Sembreranno banalità; considerazioni poco utili. Ma nei tanti anni di amministrazione del gruppo Facebook "Genitori a Trento e dintorni", e anche semplicemente vagando per la Rete, ho avuto modo di vedere "cose che voi umani...". 

Liti aspre fra chi allatta e chi non allatta, parole che feriscono come spade lanciate da chi ha avuto un parto naturale contro chi ha avuto un cesareo, giudizi e derisioni per dubbi, insicurezze, momenti di difficoltà. parole di odio rivolte a chi ha idee diverse.

La libertà di parola che offre oggi il Web viene spesso scambiata per libertà di linciaggio. Tutti possono dire la loro, ma guai a controbattere o dissentire!

La violenza verbale espressa su questi canali mi preoccupa. 
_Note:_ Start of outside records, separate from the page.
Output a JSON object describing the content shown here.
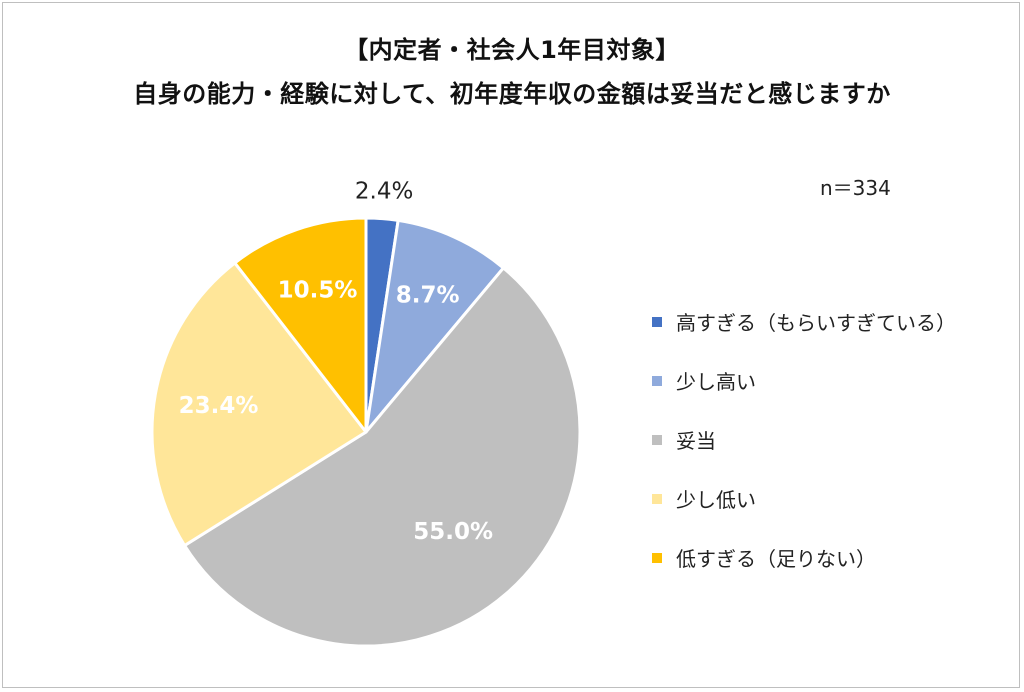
{
  "title_line1": "【内定者・社会人1年目対象】",
  "title_line2": "自身の能力・経験に対して、初年度年収の金額は妥当だと感じますか",
  "sample_size": "n＝334",
  "chart_data": {
    "type": "pie",
    "title": "【内定者・社会人1年目対象】 自身の能力・経験に対して、初年度年収の金額は妥当だと感じますか",
    "start_angle_deg": 0,
    "direction": "clockwise",
    "legend_position": "right",
    "slices": [
      {
        "label": "高すぎる（もらいすぎている）",
        "value": 2.4,
        "display": "2.4%",
        "color": "#4472c4",
        "label_inside": false,
        "label_color": "#222222"
      },
      {
        "label": "少し高い",
        "value": 8.7,
        "display": "8.7%",
        "color": "#8faadc",
        "label_inside": true,
        "label_color": "#ffffff"
      },
      {
        "label": "妥当",
        "value": 55.0,
        "display": "55.0%",
        "color": "#bfbfbf",
        "label_inside": true,
        "label_color": "#ffffff"
      },
      {
        "label": "少し低い",
        "value": 23.4,
        "display": "23.4%",
        "color": "#ffe699",
        "label_inside": true,
        "label_color": "#ffffff"
      },
      {
        "label": "低すぎる（足りない）",
        "value": 10.5,
        "display": "10.5%",
        "color": "#ffc000",
        "label_inside": true,
        "label_color": "#ffffff"
      }
    ]
  }
}
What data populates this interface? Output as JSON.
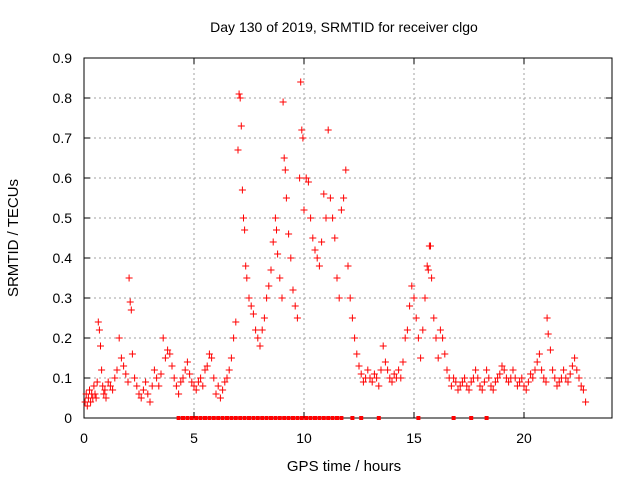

Certo non è il buon esempio a cui vorrei si puntasse.

Immagino che dietro questo ci sia a volte il fatto di non aver compreso il contesto globale in cui ci si sta muovendo. Il non aver capito che - appunto - il virtuale è reale.

Nasce da tutto questo il libro "Genitori online" (link qui sotto). Da considerazioni ed esperienze che riguardano per primi noi genitori e il nostro mondo digitale. Spesso tutto da costrire, ma che deve diventare la base sicura su cui far crescere i nostri figli.

Per non farli vergognare di noi quando avranno l'età per entrare in Facebook, e vedranno tutti i nostri trascorsi. A quel punto sarà tardi. E se rifiuteranno la nostra amicizia, forse non sarà per non essere controllati, ma per evitare che i loro compagni vedano le cose terribili che hanno postato mamma e papà.